Чиновники из министерства информации просили у меня «хоть каких-нибудь материалов», доказывающих, что Советский Союз «уже отходит от коммунизма». Один из «маститых» сотрудников «русской» секции министерства информации в беседе со мной цинично похвастал, что назначение он получил за статьи, которые писал для Уинстона Черчилля, на тему о преемственности между царской Россией и Россией Советской. «Единственный способ «заработать» на России — это подать ее старику под таким соусом, — говорил он. — Старик только и ждет такой выдумки».
У меня сложилось впечатление, что чуть ли не все мои лондонские знакомые служат в каком-нибудь отделе разведки, вместо того чтобы сражаться с неприятелем на фронте.

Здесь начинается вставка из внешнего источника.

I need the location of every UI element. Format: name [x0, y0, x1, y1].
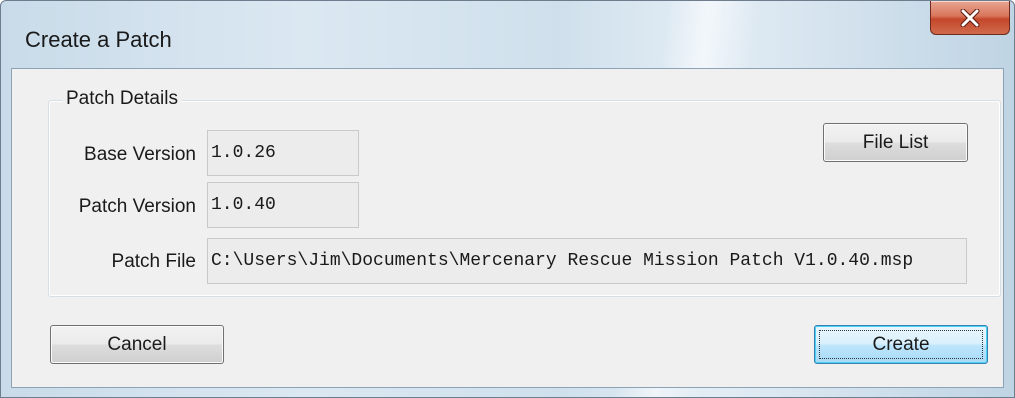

Кое-кого из них я встречал позже в Каире, и один даже сообщил мне, что ему обещано назначение в качестве сотрудника будущего английского военного губернатора в… Румынии.
Именно в то время, в 1943 году, когда после провала немецкого наступления на Курско-Белгородской дуге стало ясно, что разгром немцев Красной Армией неминуем, в лондонских политических и военных кругах разговоры о помощи Советскому Союзу сменились раздраженными жалобами на то, что русские «неблагодарны», что они упорно не хотят признать «руководства» Америки в этой войне. Черчилль в переговорах с Рузвельтом неприкрыто проводил свою реакционную политическую линию, стараясь оттянуть открытие второго фронта в Западной Европе.
На побережье Англии стягивались «коммандос» (десантные отряды), храбрейшие в английской армии. Но они покидали Англию не для вторжения первыми во Францию, а для того, чтобы оказаться на берегах Африки и в Италии, которая была преддверием в Албанию и в Югославию. Их отправляли в Каир для того, чтобы потом бросить в Грецию, хотя греческая народная армия ЭЛАС сама вполне справлялась с оккупантами. Английские парашютисты спускались на территорию оккупированной Франции, но французы, с которыми они там работали, получили инструкцию не давать оружия коммунистам, стоявшим во главе движения сопротивления.
Хотя война привела Советский Союз и западные державы в один лагерь, в настроениях дипломатического корпуса во время войны преобладала глубокая недоброжелательность предшествовавших лет. Публичные восторженные излияния государственных деятелей западных держав по поводу заслуг Красной Армии шли вразрез с поведением их представителей в советской столице, где желторотые офицерики и нахальные молодые секретари посольства позволяли себе отзываться на советские победы саркастическими замечаниями, за которые на родине, в Америке или Англии, народ их освистал бы, если не сказать больше.